Appendix A: Technical and Organizational Measures
The following measures are implemented as of the Last Updated date above. We may update these measures, provided that updates do not materially reduce the overall level of protection.
A.1 Infrastructure Security
- VPC isolation: All services run within an AWS Virtual Private Cloud with separate public, application, and database subnets. The database subnet has no direct internet access.
- Security groups: Least-privilege inbound/outbound rules. The database accepts connections only from the application layer security group.
- WAF: AWS WAFv2 with OWASP Core Rule Set (CRS) and Known Bad Inputs managed rule groups, deployed on all Application Load Balancers.
- DDoS protection: AWS Shield Standard on all ALBs.
- KMS encryption: Customer-managed KMS keys with automatic annual rotation for S3, RDS, and Secrets Manager encryption.
A.2 Application Security
- Authentication: RS256-signed JWT tokens stored in AWS Secrets Manager; bcrypt password hashing (adaptive work factor); token revocation list maintained in database.
- Authorization: License-based and role-based access control enforced on all API endpoints; developer bypass flag isolated to internal accounts.
- Input validation: Request body validation and sanitization on all API inputs.
- HTTPS only: TLS 1.2 minimum, TLS 1.3 preferred, enforced on all ALB listeners.
- Rate limiting: IP-based sliding-window rate limiting on all endpoints (10 requests/60 s in production).
- CORS: Exact-origin allowlist; no wildcard origins.
- Content Security Policy: Enforced on the Chrome extension via manifest CSP.
A.3 Operational Security
- Logging and monitoring: AWS CloudWatch structured logging and alerting; audit logs stored in the database.
- Dependency management: Regular security updates and vulnerability scanning of application dependencies.
- Container security: Application runs in AWS ECS Fargate (serverless containers); no persistent compute instances.
- Incident response: Documented incident detection, escalation, and notification procedures.
A.4 Data Security
- Document Data lifecycle: Document content is never written to persistent storage (base64 path). S3-staged documents are deleted immediately after extraction and at most within 24 hours.
- No document retention: No extraction results or document content is stored in the database; only opaque extraction IDs and token usage counts are recorded.
- Encryption at rest: AES-256 (KMS-managed) for all persistent storage (RDS, S3, Secrets Manager).
- Encryption in transit: TLS for all service-to-service communication within the VPC and for all external API calls.
Appendix B: Categories of Personal Data and Data Subjects
Categories of Data Subjects
- Helix Extract account holders (employees or contractors of the Controller)
- Individuals whose Personal Data appears in documents submitted for extraction (if any)

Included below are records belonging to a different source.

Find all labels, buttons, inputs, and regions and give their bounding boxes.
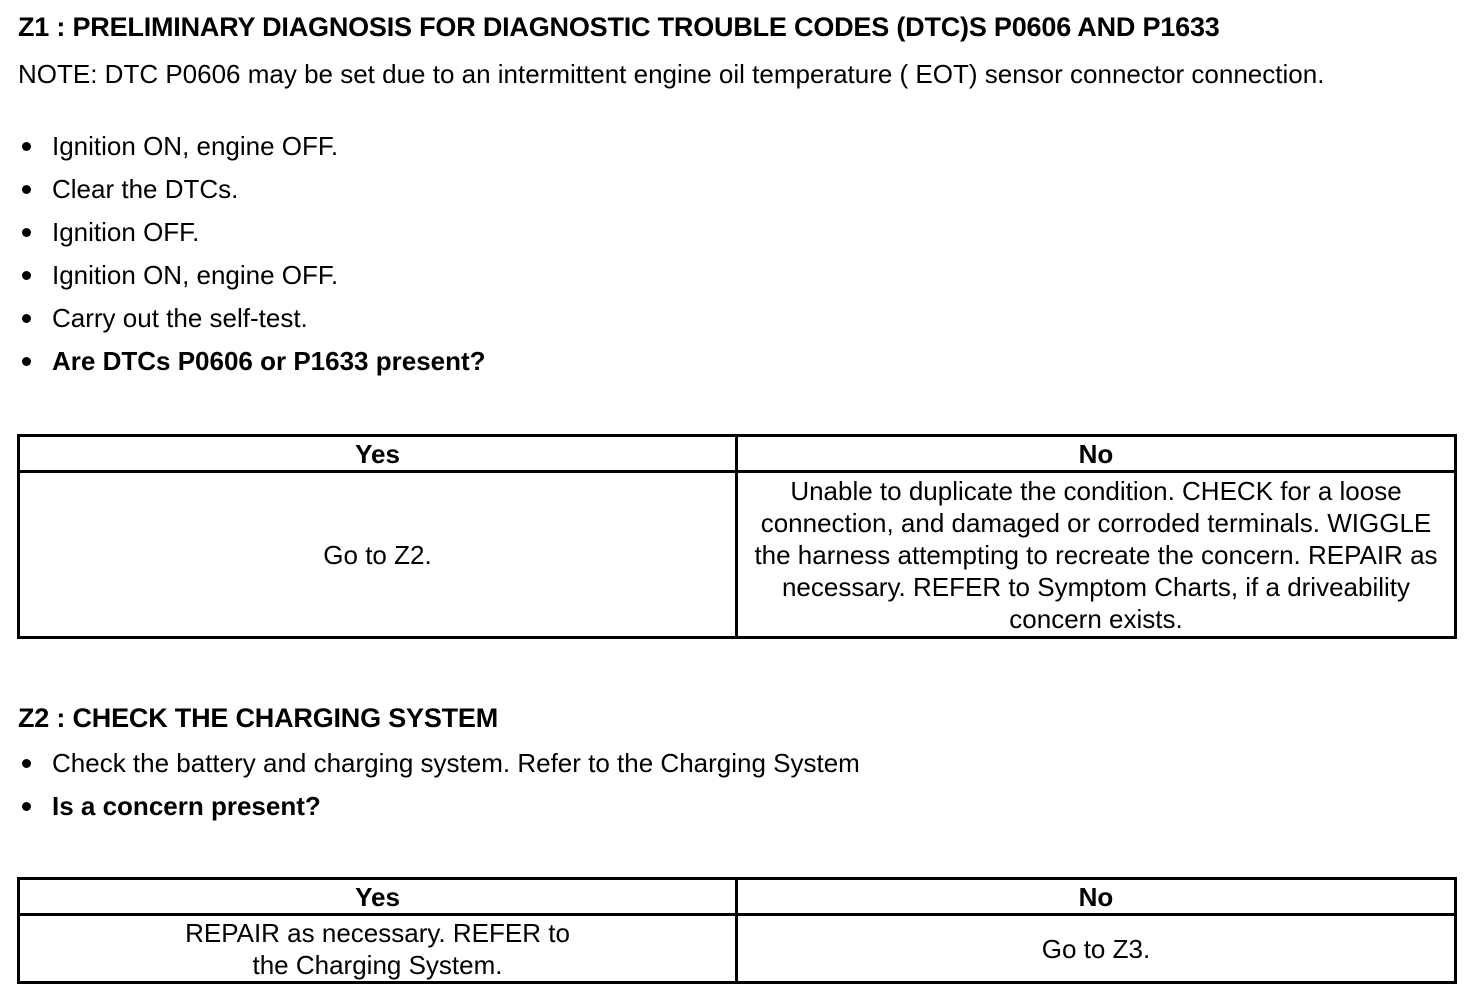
- z1-step: Carry out the self-test.: [18, 303, 486, 346]
- z2-step: Check the battery and charging system. Refer to the Charging System: [18, 748, 860, 791]
- yes-cell: REPAIR as necessary. REFER to the Charging System.: [19, 915, 737, 983]
- no-cell: Go to Z3.: [737, 915, 1456, 983]
- bullet-icon: [22, 271, 31, 280]
- z1-step: Ignition ON, engine OFF.: [18, 131, 486, 174]
- bullet-icon: [22, 357, 31, 366]
- yes-header: Yes: [19, 436, 737, 472]
- z2-yes-no-table: [17, 877, 1457, 984]
- bullet-icon: [22, 185, 31, 194]
- z2-heading: Z2 : CHECK THE CHARGING SYSTEM: [18, 703, 499, 733]
- z1-step-list: [18, 131, 486, 389]
- table-row: [19, 915, 1456, 983]
- z1-step: Clear the DTCs.: [18, 174, 486, 217]
- table-row: [19, 472, 1456, 638]
- no-header: No: [737, 436, 1456, 472]
- no-header: No: [737, 879, 1456, 915]
- yes-cell: Go to Z2.: [19, 472, 737, 638]
- bullet-icon: [22, 142, 31, 151]
- z2-step-list: [18, 748, 860, 834]
- no-cell: Unable to duplicate the condition. CHECK for a loose connection, and damaged or corroded terminals. WIGGLE the harness attempting to recreate the concern. REPAIR as necessary. REFER to Symptom Charts, if a driveability concern exists.: [737, 472, 1456, 638]
- z1-step: Ignition ON, engine OFF.: [18, 260, 486, 303]
- bullet-icon: [22, 802, 31, 811]
- z1-yes-no-table: [17, 434, 1457, 639]
- yes-header: Yes: [19, 879, 737, 915]
- z1-heading: Z1 : PRELIMINARY DIAGNOSIS FOR DIAGNOSTIC TROUBLE CODES (DTC)S P0606 AND P1633: [18, 12, 1220, 42]
- bullet-icon: [22, 228, 31, 237]
- z1-question: Are DTCs P0606 or P1633 present?: [18, 346, 486, 389]
- bullet-icon: [22, 314, 31, 323]
- table-header-row: [19, 436, 1456, 472]
- z2-question: Is a concern present?: [18, 791, 860, 834]
- z1-note: NOTE: DTC P0606 may be set due to an intermittent engine oil temperature ( EOT) sensor connector connection.: [18, 59, 1325, 89]
- z1-step: Ignition OFF.: [18, 217, 486, 260]
- bullet-icon: [22, 759, 31, 768]
- table-header-row: [19, 879, 1456, 915]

Categories of Personal Data
| Category | Examples | Storage |
|---|---|---|
| Identity data | First name, last name, email address | Persistent (Account Data) |
| Authentication data | Bcrypt password hash, Google OAuth ID | Persistent (Account Data) |
| Billing data | Stripe customer ID, Stripe subscription ID, payment intent references | Persistent (Account Data) |
| Usage data | Token balance, transaction history, extraction counts | Persistent (Account Data) |
| Security data | IP address, user-agent, JWT token hashes, audit log entries | Persistent (Account Data) |
| Document content | Any Personal Data appearing in submitted PDF, DOCX, or image files | Transient only (deleted after extraction) |
By using Helix Extract, you acknowledge and agree to this Data Processing Agreement. This DPA is incorporated into and forms part of the Terms of Service.